Reminder to check out our Royals prospects rankings while they are still relevant!
Over at Royals Review, Ryan Heffernon asks why Cam Gallagher isn’t playing more in Salvador Perez’s absence.
You could also make the very strong case that Gallagher is outright better, or at least has more short term upside, than Butera. ZiPS has liked Gallagher more from the beginning, even with a projected .586 OPS that seems unlikely. However, we know this isn’t about their actual ability. Neither of them are going to be productive at the major league level this season. It does reflect on the Royals history of weird roster decisions.
Then Sean Thornton writes that the Royals are actually hitting the ball well, they just aren’t getting enough luck.
We’ve seen a number of shifts on the Royals this year and I personally have seen a number of pulled balls scorched off the bat right to a defender in the early part of the season (with Soler’s blast to third base on Opening Day instantly flashing in my mind). But the Royals have actually been hitting the ball to the opposite field at a nice 26.8% clip so far this year, good enough for 6th in the league.

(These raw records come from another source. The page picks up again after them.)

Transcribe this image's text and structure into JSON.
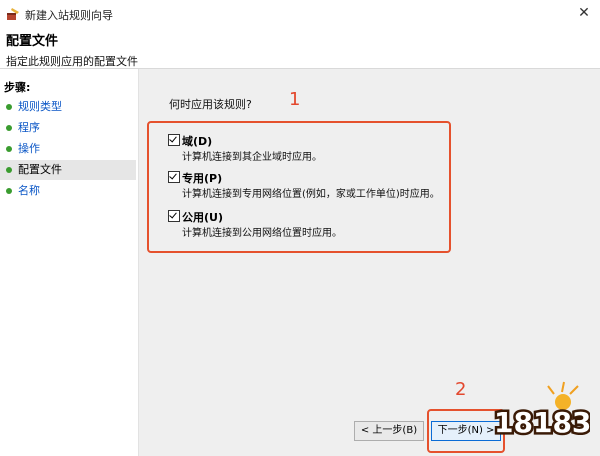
{
  "window": {
    "title": "新建入站规则向导",
    "close_glyph": "✕"
  },
  "header": {
    "title": "配置文件",
    "subtitle": "指定此规则应用的配置文件"
  },
  "sidebar": {
    "steps_label": "步骤:",
    "items": [
      {
        "label": "规则类型"
      },
      {
        "label": "程序"
      },
      {
        "label": "操作"
      },
      {
        "label": "配置文件"
      },
      {
        "label": "名称"
      }
    ]
  },
  "content": {
    "question": "何时应用该规则?",
    "options": [
      {
        "label": "域(D)",
        "desc": "计算机连接到其企业域时应用。",
        "checked": true
      },
      {
        "label": "专用(P)",
        "desc": "计算机连接到专用网络位置(例如，家或工作单位)时应用。",
        "checked": true
      },
      {
        "label": "公用(U)",
        "desc": "计算机连接到公用网络位置时应用。",
        "checked": true
      }
    ],
    "annotation_1": "1",
    "annotation_2": "2"
  },
  "buttons": {
    "back": "< 上一步(B)",
    "next": "下一步(N) >"
  },
  "watermark": {
    "text": "18183"
  },
  "colors": {
    "accent_red": "#e5512d",
    "link_blue": "#0a56c6",
    "step_dot": "#3a9c2f"
  }
}
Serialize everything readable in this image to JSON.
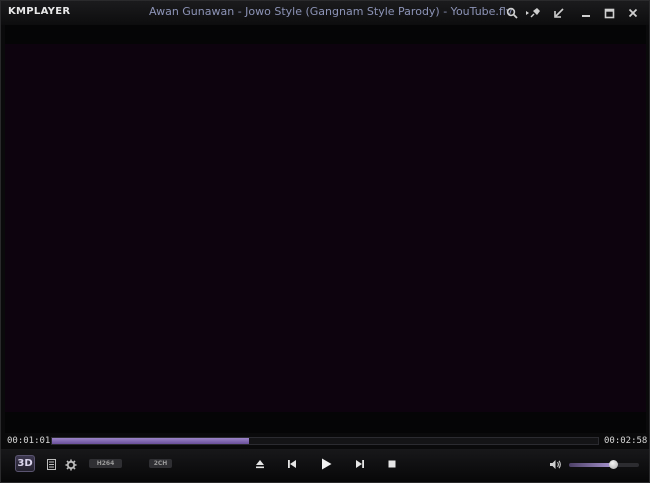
{
  "app": {
    "logo": "KMPLAYER",
    "title": "Awan Gunawan - Jowo Style (Gangnam Style Parody) - YouTube.flv"
  },
  "titlebar_icons": [
    "search-icon",
    "pin-icon",
    "mini-mode-icon",
    "minimize-icon",
    "maximize-icon",
    "close-icon"
  ],
  "playback": {
    "elapsed": "00:01:01",
    "total": "00:02:58",
    "progress_fraction": 0.36
  },
  "controls": {
    "badge_3d": "3D",
    "codec_badge": "H264",
    "channel_badge": "2CH",
    "volume_fraction": 0.63
  },
  "colors": {
    "accent": "#8a70bc",
    "title_text": "#8c93b6",
    "video_bg": "#0d030e"
  }
}
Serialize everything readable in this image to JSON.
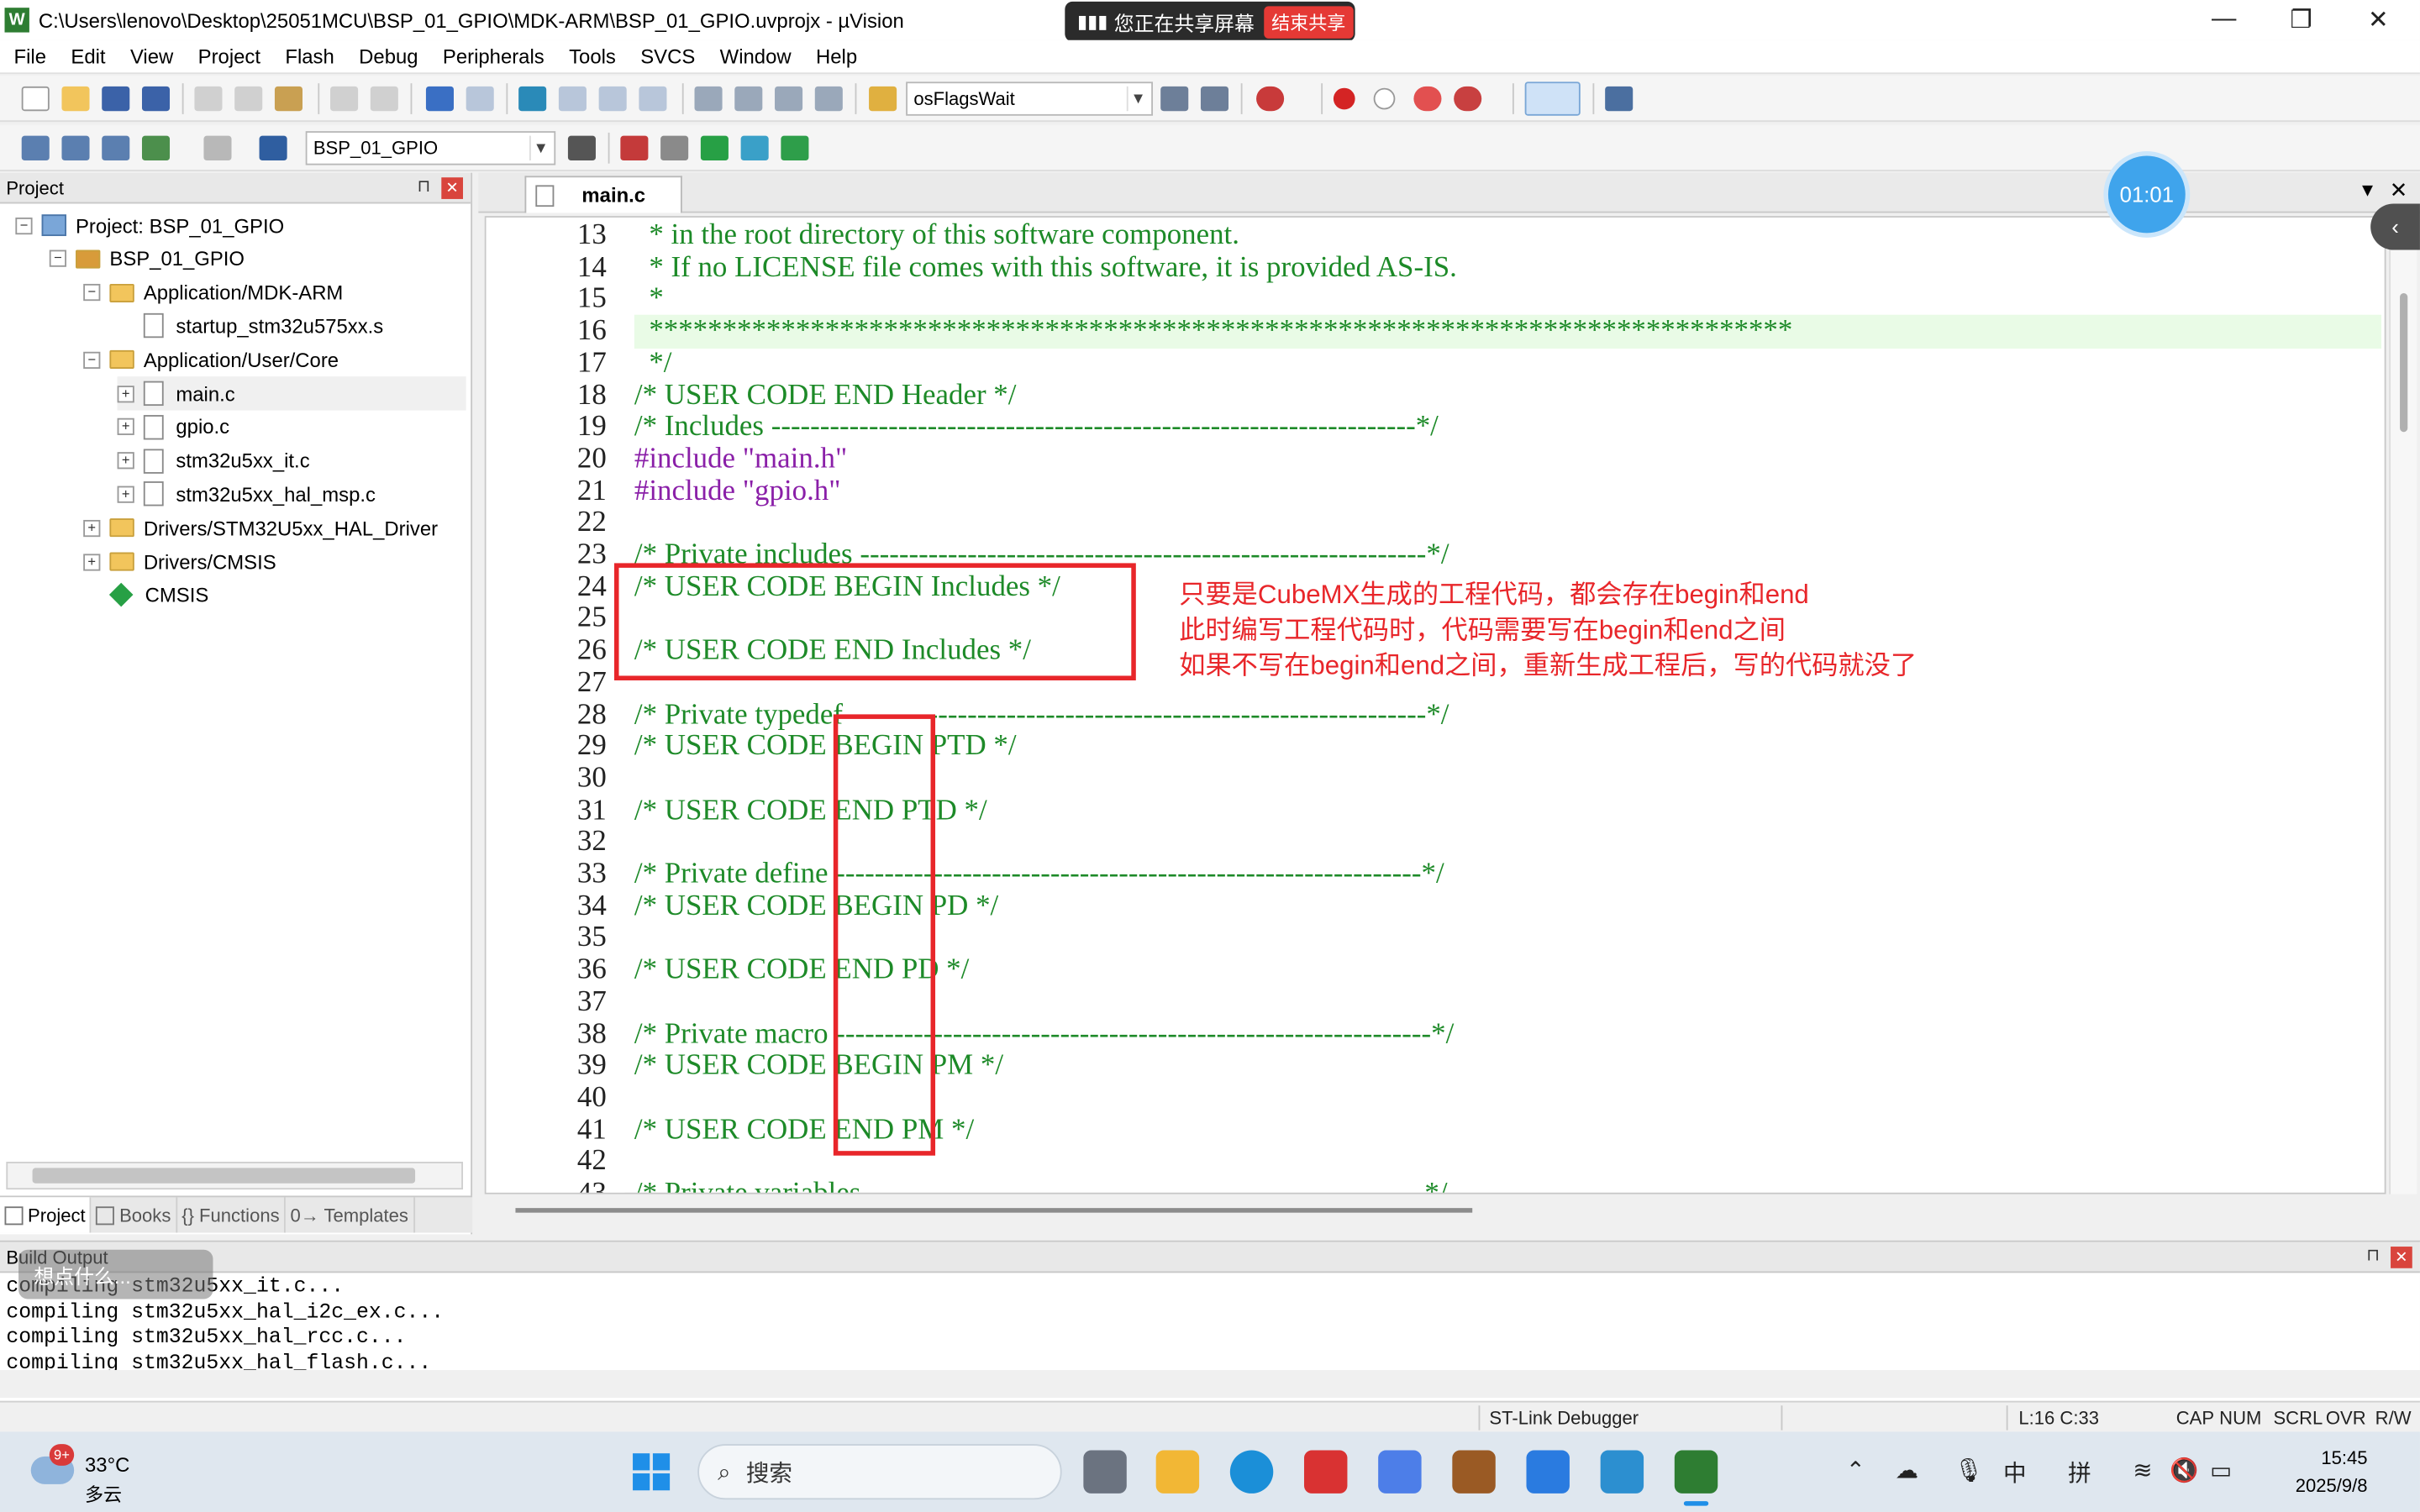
{
  "window": {
    "title": "C:\\Users\\lenovo\\Desktop\\25051MCU\\BSP_01_GPIO\\MDK-ARM\\BSP_01_GPIO.uvprojx - µVision",
    "app_icon": "W",
    "minimize": "—",
    "restore": "❐",
    "close": "✕"
  },
  "screen_share": {
    "status": "您正在共享屏幕",
    "end_button": "结束共享"
  },
  "menu": [
    "File",
    "Edit",
    "View",
    "Project",
    "Flash",
    "Debug",
    "Peripherals",
    "Tools",
    "SVCS",
    "Window",
    "Help"
  ],
  "toolbar": {
    "find_combo": "osFlagsWait",
    "target_combo": "BSP_01_GPIO"
  },
  "project_panel": {
    "title": "Project",
    "pin": "⊓",
    "close": "✕",
    "tree": [
      {
        "label": "Project: BSP_01_GPIO",
        "expander": "−",
        "icon": "project-icon"
      },
      {
        "label": "BSP_01_GPIO",
        "expander": "−",
        "icon": "target-icon"
      },
      {
        "label": "Application/MDK-ARM",
        "expander": "−",
        "icon": "folder-icon"
      },
      {
        "label": "startup_stm32u575xx.s",
        "expander": "",
        "icon": "file-icon"
      },
      {
        "label": "Application/User/Core",
        "expander": "−",
        "icon": "folder-icon"
      },
      {
        "label": "main.c",
        "expander": "+",
        "icon": "file-icon"
      },
      {
        "label": "gpio.c",
        "expander": "+",
        "icon": "file-icon"
      },
      {
        "label": "stm32u5xx_it.c",
        "expander": "+",
        "icon": "file-icon"
      },
      {
        "label": "stm32u5xx_hal_msp.c",
        "expander": "+",
        "icon": "file-icon"
      },
      {
        "label": "Drivers/STM32U5xx_HAL_Driver",
        "expander": "+",
        "icon": "folder-icon"
      },
      {
        "label": "Drivers/CMSIS",
        "expander": "+",
        "icon": "folder-icon"
      },
      {
        "label": "CMSIS",
        "expander": "",
        "icon": "cmsis-diamond-icon"
      }
    ],
    "bottom_tabs": [
      "Project",
      "Books",
      "{} Functions",
      "0→ Templates"
    ]
  },
  "editor": {
    "tab": "main.c",
    "tab_menu": "▼",
    "tab_close": "✕",
    "timer": "01:01",
    "collapse": "‹",
    "lines": [
      {
        "n": "13",
        "text": "  * in the root directory of this software component.",
        "kind": "comment"
      },
      {
        "n": "14",
        "text": "  * If no LICENSE file comes with this software, it is provided AS-IS.",
        "kind": "comment"
      },
      {
        "n": "15",
        "text": "  *",
        "kind": "comment"
      },
      {
        "n": "16",
        "text": "  ******************************************************************************",
        "kind": "comment",
        "highlight": true
      },
      {
        "n": "17",
        "text": "  */",
        "kind": "comment"
      },
      {
        "n": "18",
        "text": "/* USER CODE END Header */",
        "kind": "comment"
      },
      {
        "n": "19",
        "text": "/* Includes ------------------------------------------------------------------*/",
        "kind": "comment"
      },
      {
        "n": "20",
        "pre": "#include ",
        "str": "\"main.h\"",
        "kind": "include"
      },
      {
        "n": "21",
        "pre": "#include ",
        "str": "\"gpio.h\"",
        "kind": "include"
      },
      {
        "n": "22",
        "text": "",
        "kind": "comment"
      },
      {
        "n": "23",
        "text": "/* Private includes ----------------------------------------------------------*/",
        "kind": "comment"
      },
      {
        "n": "24",
        "text": "/* USER CODE BEGIN Includes */",
        "kind": "comment"
      },
      {
        "n": "25",
        "text": "",
        "kind": "comment"
      },
      {
        "n": "26",
        "text": "/* USER CODE END Includes */",
        "kind": "comment"
      },
      {
        "n": "27",
        "text": "",
        "kind": "comment"
      },
      {
        "n": "28",
        "text": "/* Private typedef -----------------------------------------------------------*/",
        "kind": "comment"
      },
      {
        "n": "29",
        "text": "/* USER CODE BEGIN PTD */",
        "kind": "comment"
      },
      {
        "n": "30",
        "text": "",
        "kind": "comment"
      },
      {
        "n": "31",
        "text": "/* USER CODE END PTD */",
        "kind": "comment"
      },
      {
        "n": "32",
        "text": "",
        "kind": "comment"
      },
      {
        "n": "33",
        "text": "/* Private define ------------------------------------------------------------*/",
        "kind": "comment"
      },
      {
        "n": "34",
        "text": "/* USER CODE BEGIN PD */",
        "kind": "comment"
      },
      {
        "n": "35",
        "text": "",
        "kind": "comment"
      },
      {
        "n": "36",
        "text": "/* USER CODE END PD */",
        "kind": "comment"
      },
      {
        "n": "37",
        "text": "",
        "kind": "comment"
      },
      {
        "n": "38",
        "text": "/* Private macro -------------------------------------------------------------*/",
        "kind": "comment"
      },
      {
        "n": "39",
        "text": "/* USER CODE BEGIN PM */",
        "kind": "comment"
      },
      {
        "n": "40",
        "text": "",
        "kind": "comment"
      },
      {
        "n": "41",
        "text": "/* USER CODE END PM */",
        "kind": "comment"
      },
      {
        "n": "42",
        "text": "",
        "kind": "comment"
      },
      {
        "n": "43",
        "text": "/* Private variables ---------------------------------------------------------*/",
        "kind": "comment"
      }
    ],
    "annotation": [
      "只要是CubeMX生成的工程代码，都会存在begin和end",
      "此时编写工程代码时，代码需要写在begin和end之间",
      "如果不写在begin和end之间，重新生成工程后，写的代码就没了"
    ]
  },
  "build_output": {
    "title": "Build Output",
    "overlay_hint": "想点什么...",
    "lines": [
      "compiling stm32u5xx_it.c...",
      "compiling stm32u5xx_hal_i2c_ex.c...",
      "compiling stm32u5xx_hal_rcc.c...",
      "compiling stm32u5xx_hal_flash.c..."
    ]
  },
  "status_bar": {
    "debugger": "ST-Link Debugger",
    "position": "L:16 C:33",
    "flags": [
      "CAP",
      "NUM",
      "SCRL",
      "OVR",
      "R/W"
    ]
  },
  "taskbar": {
    "weather_badge": "9+",
    "temperature": "33°C",
    "weather": "多云",
    "search": "搜索",
    "ime_lang": "中",
    "ime_mode": "拼",
    "time": "15:45",
    "date": "2025/9/8"
  },
  "colors": {
    "comment": "#1d8a28",
    "preprocessor": "#8a1fa8",
    "annotation": "#e8262a",
    "highlight_line": "#e9fbe6"
  }
}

They also aren’t pulling the ball as much, just 39.5%, which is 13th in the AL.
Over at Kings of Kauffman, Tyler Dierking thinks that consistent playing time has helped Jorge Soler.
When you look at the difference between consistent play and erratic play, he is two different players. He does not seem to be a hitter that will bat .300 in a season, but if he showcases his potential freakish power (an average exit velocity of 91.67 mph compared to the MLB average of 88.77 mph) while hitting .260 to .270 then the Royals can’t really complain.
A must read, Eric Longenhagen and Kiley McDaniel put together their updated 2018 MLB Draft Rankings.
After a slow start, Eierman is now tearing the cover off the ball and has some of the better exit velos in the class. He projects to third base in a vacuum due to mediocre lateral range, which probably means half-a-dozen orgs would probably be fine with him playing shortstop.
Rockies reliever Adam Ottavino has had a monster start to his 2018 season, so Jeff Sullivan went ahead and wrote about it.
At a certain point, batters are going to catch on. Expectations start to change when pitchers give batters a reason to change their expectations. But at least for now, Ottavino is catching the world by surprise, and as long as he’s locating as well as he is, he’s going to be the successful reliever he was before last season’s disappointment. The nightmare of 2017 is now a distant memory. Present Ottavino is thriving by flipping slider usage on its head. If and when batters adjust to that, Ottavino will be ready to adjust right back. As such, Adam Ottavino is firmly in control of his outings.
John Sickels of Minor League Ball reviews one of the top arms in the 2018 MLB Draft in Kumar Rocker.
The second pitch is a plus slider, a “wipeout” pitch in the mid-80s according to MLB.com. Rocker also has a change-up, which needs more consistency but is promising enough that scouts project him as a starting pitcher. His command is better than that of most young power pitchers and his mound presence is a plus.